SALEM — Groundwater depletion problems in Oregon discussed during a recent legislative hearing in Salem potentially foreshadow policy proposals during the upcoming 2017 legislative session.

EO MEDIA GROUP - An irrigation pivot in Eastern Oregon. Legislators will likely look at groundwater pumping issues in the next session in January.While participants in the “legislative days” informational session did not address the recent newspaper series by name, the Oregonian’s “Draining Oregon” package obviously loomed over the hearing.

Printed stacks of the series, which was printed last month, sat on a table near the entrance during the Sept. 21 hearing.

The newspaper’s allegations that state regulators are allowing farmers to over-pump groundwater were also clearly on the minds of lawmakers on the House Interim Committee on Rural Communities, Land Use and Water — as well as those of Oregon Water Resources Department staff called to testify.

Committee chair Brian Clem, D-Salem, said the topic will likely be a source of conversations during the next series of “legislative days” in November and during next year’s legislative session.

To avoid “brutal neighbor-on-neighbor warfare,” lawmakers should try to find a collaborative approach for water conservation, he said.
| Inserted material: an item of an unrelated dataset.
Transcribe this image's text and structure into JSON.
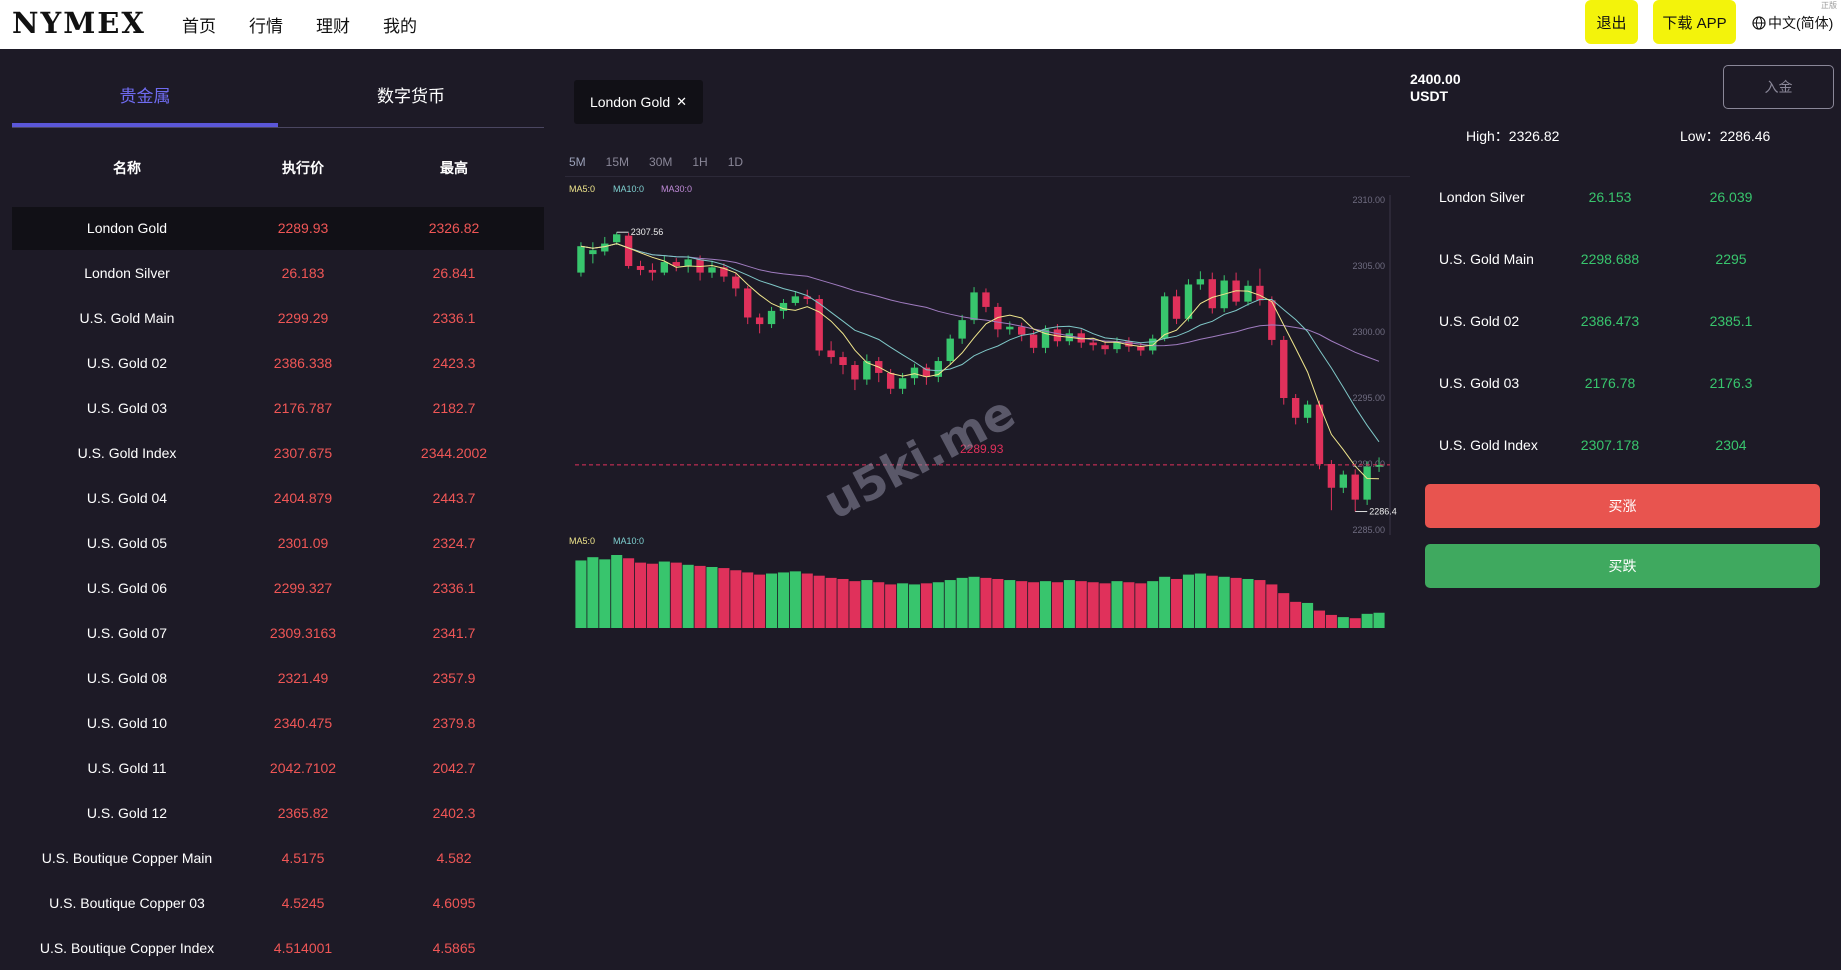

With the caveat that he didn’t want to attack journalists who “buy ink by the barrel,” Clem said he was concerned about loaded terms that imply farmers are greedy and wasteful.

“Farmers don’t become farmers to become rich,” he said. “There are much easier ways of getting rich.”

The basic thesis of “Draining Oregon” was that OWRD had insufficient information about groundwater levels across much of the state but nonetheless freely allowed well drilling, depleting aquifers.

Tom Byler, OWRD’s director, conceded that over-pumping in past decades had led to several critical groundwater areas across the state, which led the agency to restrict uses.

“We haven’t done as good a job as we should on that item,” he said.

Byler said groundwater is tough to manage given the complex geology of underground aquifers and because farmers have become more reliant on this irrigation source when surface waters dwindle during the dry months.

Since 1955, when legislators passed a law requiring groundwater regulations, the number of wells across the state has increased from 4,660 to 256,800, said Justin Iverson, groundwater section manager for OWRD.

Agricultural wells — which require permitting — make up roughly 10 percent of the total number, but they represent about 90 percent of total groundwater usage in Oregon, Iverson said.

While domestic users must only report the location of new wells, drillers of agricultural wells must also provide information about water levels and irrigators must report their usage, he said.

OWRD also monitors groundwater with more than 1,200 observation wells, Iverson said.

Rep. Ken Helm, questioned whether water regulators were “driving in the dark” in regard to well-drilling and the effects of climate change on water availability.

“Does that change the paradigm under which we should be operating?” Helm said.

He also asked if the OWRD is simply short of funding to robustly study groundwater, or if policy changes are also needed.

Byler replied that the agency already has many regulatory tools but is always open to looking at new ones.